##### Welcome to Subscribe On Youtube

Formatted question description: https://leetcode.ca/all/940.html

# 940. Distinct Subsequences II (Hard)

Given a string S, count the number of distinct, non-empty subsequences of S .

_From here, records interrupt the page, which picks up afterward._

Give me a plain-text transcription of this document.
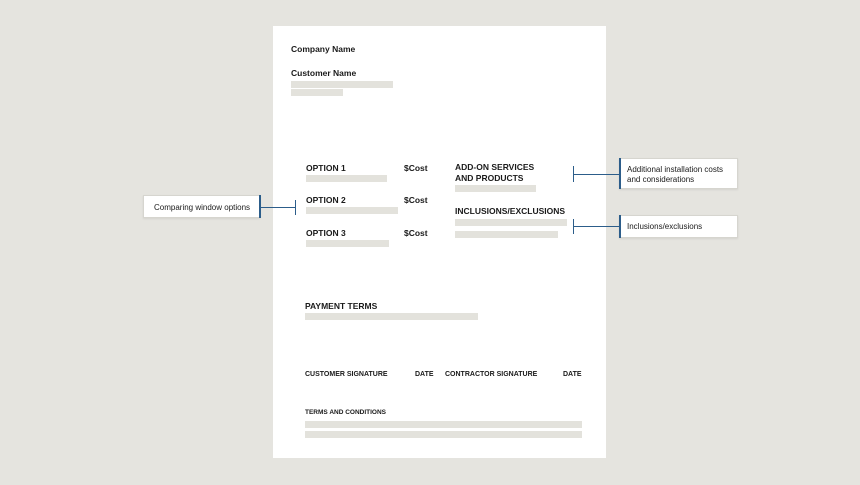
Company Name
Customer Name
OPTION 1	$Cost
OPTION 2	$Cost
OPTION 3	$Cost
ADD-ON SERVICES
AND PRODUCTS
INCLUSIONS/EXCLUSIONS
PAYMENT TERMS
CUSTOMER SIGNATURE	DATE CONTRACTOR SIGNATURE	DATE
TERMS AND CONDITIONS
Comparing window options
Additional installation costs
and considerations
Inclusions/exclusions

Since the result may be large, return the answer modulo 10^9 + 7.

Example 1:

Input: “abc”
Output: 7
Explanation: The 7 distinct subsequences are “a”, “b”, “c”, “ab”, “ac”, “bc”, and “abc”.

Example 2:

Input: “aba”
Output: 6
Explanation: The 6 distinct subsequences are “a”, “b”, “ab”, “ba”, “aa” and “aba”.

Example 3:

Input: “aaa” Output: 3
Explanation: The 3 distinct subsequences are “a”, “aa” and “aaa”.

Note:

1. S contains only lowercase letters.
2. 1 <= S.length <= 2000

## Thoughts

There are 2^N - 1 subsequences because for each letter you can either choose or not choose it which results in 2^N and -1 is to remove empty string.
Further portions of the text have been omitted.